The kitchen is often one of the hottest rooms in the house because a stove and oven emit lots of heat.
Air fryers save time, energy and money. According to this study, the cost of of cooking for 300 hours with an electric or gas oven is $120-$153 compared to $39—the cost of cooking for 150 hours with an air fryer (air fryers cook at least 50 percent quicker). Many affordable energy saving home products work with convection, cooking fast and evenly while releasing very little heat into the room. This air fryer also has a 5.8 quart basket that feeds up to five people, or fits an entire rotisserie chicken.
Premium air fryer, $129.99.
Over the past 25 years, I’ve owned two De’Longhi countertop ovens. Both have have been work horses and very durable. This countertop oven cooks 40% faster than a conventional oven without adding heat to the kitchen because of its insulated construction and double glass door. And it’s big enough to bake a pizza in it.

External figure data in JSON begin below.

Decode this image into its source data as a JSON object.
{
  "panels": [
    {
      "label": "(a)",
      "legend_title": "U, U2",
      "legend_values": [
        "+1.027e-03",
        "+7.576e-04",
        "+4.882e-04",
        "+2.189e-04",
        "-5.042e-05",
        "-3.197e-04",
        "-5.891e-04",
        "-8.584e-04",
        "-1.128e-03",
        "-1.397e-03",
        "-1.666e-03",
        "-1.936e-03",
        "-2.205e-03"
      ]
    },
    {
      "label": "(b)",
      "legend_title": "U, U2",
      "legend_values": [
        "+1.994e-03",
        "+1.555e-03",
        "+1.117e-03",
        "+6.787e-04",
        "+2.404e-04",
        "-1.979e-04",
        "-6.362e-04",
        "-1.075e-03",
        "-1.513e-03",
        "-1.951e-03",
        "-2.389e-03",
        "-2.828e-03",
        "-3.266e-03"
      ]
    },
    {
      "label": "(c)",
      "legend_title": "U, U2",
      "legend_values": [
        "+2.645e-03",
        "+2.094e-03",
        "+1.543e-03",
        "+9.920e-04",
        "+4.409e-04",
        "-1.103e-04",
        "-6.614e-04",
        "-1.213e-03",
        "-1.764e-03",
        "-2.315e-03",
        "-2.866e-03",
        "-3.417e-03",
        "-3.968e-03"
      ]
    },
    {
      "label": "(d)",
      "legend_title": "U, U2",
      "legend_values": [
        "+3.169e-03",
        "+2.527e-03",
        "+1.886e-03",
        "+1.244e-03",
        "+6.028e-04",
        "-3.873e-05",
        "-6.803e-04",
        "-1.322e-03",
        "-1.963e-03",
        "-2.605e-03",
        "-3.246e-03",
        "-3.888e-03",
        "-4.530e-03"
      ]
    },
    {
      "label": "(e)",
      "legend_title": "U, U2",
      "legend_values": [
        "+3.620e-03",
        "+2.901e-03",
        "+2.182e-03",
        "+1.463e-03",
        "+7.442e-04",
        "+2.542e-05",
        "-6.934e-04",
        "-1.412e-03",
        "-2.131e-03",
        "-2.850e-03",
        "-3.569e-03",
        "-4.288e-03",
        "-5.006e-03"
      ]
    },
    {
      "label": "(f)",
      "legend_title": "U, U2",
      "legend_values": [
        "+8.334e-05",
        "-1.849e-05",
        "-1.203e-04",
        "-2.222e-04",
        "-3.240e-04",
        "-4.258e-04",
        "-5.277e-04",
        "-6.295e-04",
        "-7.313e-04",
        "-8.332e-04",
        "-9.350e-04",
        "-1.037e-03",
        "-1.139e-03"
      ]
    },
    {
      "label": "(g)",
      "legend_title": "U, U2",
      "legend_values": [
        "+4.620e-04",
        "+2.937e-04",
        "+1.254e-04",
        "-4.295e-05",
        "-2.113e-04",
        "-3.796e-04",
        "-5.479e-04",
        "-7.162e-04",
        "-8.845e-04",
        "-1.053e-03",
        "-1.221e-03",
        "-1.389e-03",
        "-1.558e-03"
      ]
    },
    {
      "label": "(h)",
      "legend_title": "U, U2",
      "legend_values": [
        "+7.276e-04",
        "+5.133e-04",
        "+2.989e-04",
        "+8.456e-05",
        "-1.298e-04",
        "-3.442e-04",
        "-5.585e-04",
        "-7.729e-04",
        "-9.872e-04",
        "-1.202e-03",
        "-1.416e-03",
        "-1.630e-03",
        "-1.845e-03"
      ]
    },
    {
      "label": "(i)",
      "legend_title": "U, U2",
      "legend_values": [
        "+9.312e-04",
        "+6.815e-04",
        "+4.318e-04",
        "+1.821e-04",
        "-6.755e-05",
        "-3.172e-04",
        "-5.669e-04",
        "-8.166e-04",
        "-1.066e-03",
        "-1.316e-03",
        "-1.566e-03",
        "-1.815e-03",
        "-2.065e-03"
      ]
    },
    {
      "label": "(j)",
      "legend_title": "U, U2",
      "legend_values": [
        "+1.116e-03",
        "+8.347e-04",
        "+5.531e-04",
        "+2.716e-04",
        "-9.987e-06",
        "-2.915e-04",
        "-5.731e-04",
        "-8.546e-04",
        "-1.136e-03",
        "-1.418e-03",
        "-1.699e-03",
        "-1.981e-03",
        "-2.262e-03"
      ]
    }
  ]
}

Livenza compact convection oven, $199.95.
Every day, I use an electric kettle like this. In about three minutes, it heats water to a boil. Having bought several kettles over the years, here’s what I’ve learned. “Cool touch” kettles with stainless steel interiors are the safest and most durable.
Meison Cool Touch stainless steel electric kettle, $22.99.
The laundry room is also usually one of the hottest rooms in the house. Most of a dryer’s energy goes into producing heat (duh), so the less your dryer is used, the more your savings will add up.
Drying racks have been used by thrifty homeowners for generations, and for good reason. They save on energy and clothes remain in good condition longer (dryer heat breaks fibers down). These drying racks are designed for compact spaces, and fold up for storage, too. My mom bought a similar over-the-door rack for me when I got my first apartment. Two houses later, I still use it every week. I also own the Amazon drying rack. It’s well-made and durable, too.
JALL drying rack, $11.99.
Whitmor over-the-door drying rack, $24.80.
I’m used to hot summers because I live in Texas. However, my thermometer lost its mind one month earlier than usual and we’re having energy grid issues (don’t get me started), so I’m trying to be extra prudent with my electricity use. By keeping a floor fan on, I’m finding that my home feels cooler because the air from my HVAC system is continually circulated at body level rather than rising upward.
I didn’t know about oscillating tower fans until I came across this one. It stands 42” high, has nine speeds, operates by remote control, and is really quiet (25-24db). The best price I’ve found for it is on Amazon where a $10 coupon is currently available.
Dreo Pilot Pro tower fan, $99.9 (when $10 coupon is applied).
While energy saving home products like these won’t deliver the same level of impact to your electricity bill that big ticket products do, they will help when used consistently and along with similar products. During sweltering temps like these, they’re worth trying.